Berdasarkan teori Lawrence Green, kesehatan seseorang dipengaruhi oleh dua faktor yakni faktor perilaku dan faktor diluar perilaku. Faktor perilaku dipengaruhi oleh 3 hal yakni :
- Faktor predisposisi yang mempermudah terjadinya perilaku pekerja seperti pengetahuan, sikap, kepercayaan, keyakinan, nilai-nilai, norma sosial, budaya dan faktor sosiodemografi. Hal ini dapat dimasukkan pada aspek format sosiodemografi responden, perceived susceptibility (persepsi kerentanan). Jika pekerja merasa rentan atau terancam, maka ia akan mencari perlindungan dalam hal ini jika responden memiliki komorbid, atau bekerja dengan banyak orang; perceived severity (persepsi keparahan) jika pekerja merasa terancam terhadap sesuatu yang memiliki tingkat keparahan yang besar, maka ia akan mencari perlindungan. Dalam hal ini banyak pekerja merasa takut apabila covid-19 semakin parah.

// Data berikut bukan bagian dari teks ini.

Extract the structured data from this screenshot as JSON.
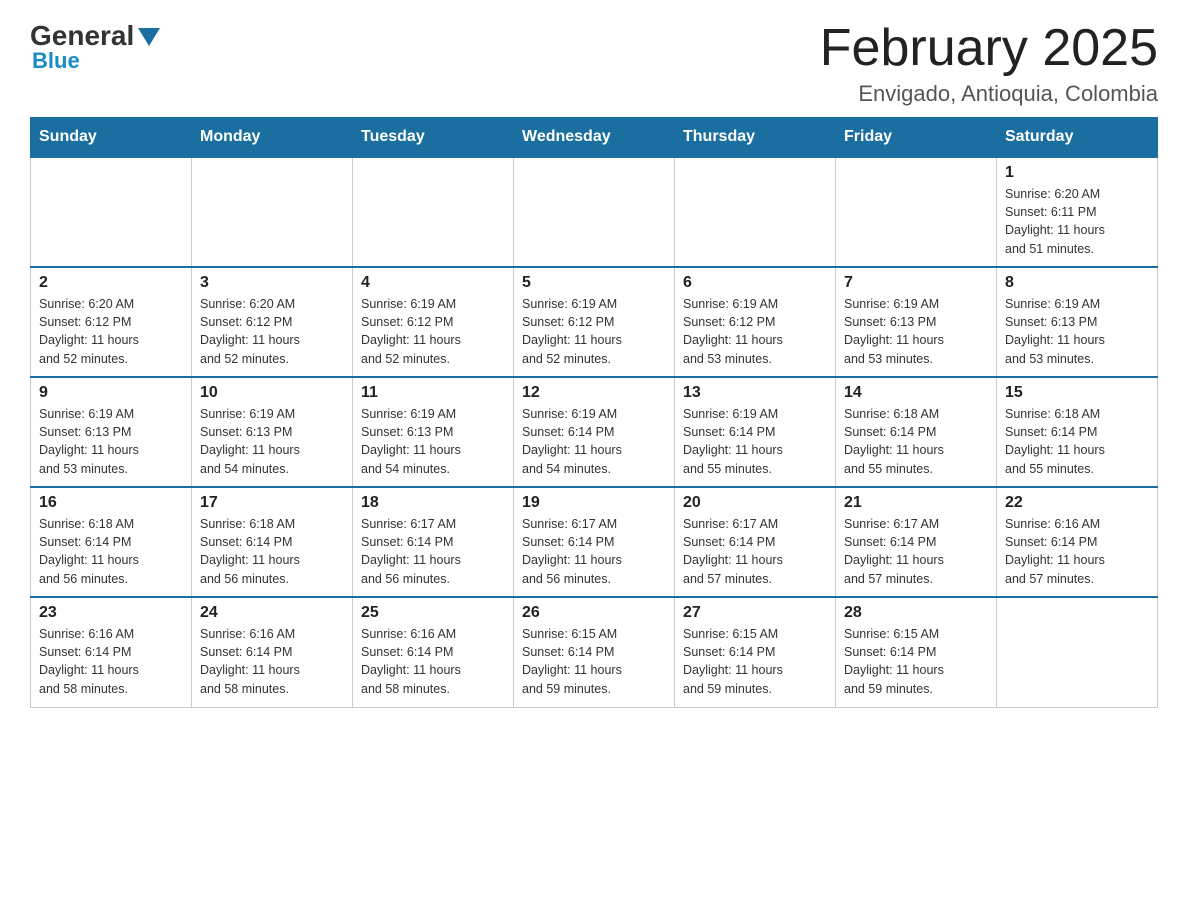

- Faktor pendukung, yang memfasilitasi suatu perilaku. Hal ini dapat dimasukkan pada aspek perceived benefits and perceived barries. Faktor pendukung terdiri atas sarana dan prasarana kesehatan. Jika pekerja merasa mendapatkan  keuntungan jika melakukan vaksin, kemudahan mendapatkan pelayanan vaksin dan tidak ada norma sosial yang melarang keberlakuan vaksin.
- Faktor pendorong, yakni faktor yang mendorong atau memperkuat terjadinya suatu perilaku hal ini bisa dimasukkan pada aspek self efficacy dan cues to action yang mendorong pekerja untuk melakukan vaksin ialah karena aturan pemerintah, ingin melindungi keluarga atau benar benar merasakan manfaat dari vaksin.
Perilaku masyarakat terhadap vaksinasi dan pola hidup pasca pandemi dapat dianalisis dengan health belief model dengan memperhatikan faktor-faktor diantaranya Perceived Susceptibility,Perceived Severity, Perceived Benefits, Perceived Barriers, Cues to Action, Self-efficacy.
Referensi :
Azizah, K. N. (2021). Alert! Kasus Positif-Aktif COVID19 Indonesia Tertinggi Se-ASEAN. DetikHealth.
Prabandari, Y. S., Padmawati, R. S., Hasanbasri, M., Dewi, F. S. T., & Press, G. M. U. (2020). Ilmu Sosial Perilaku Untuk Kesehatan Masyarakat. UGM PRESS.
Zimmermann, P., Pittet, L. F., Finn, A., Pollard, A. J., & Curtis, N. (2022). Should children be vaccinated against COVID-19?. Archives of disease in childhood, 107(3), e1-e1.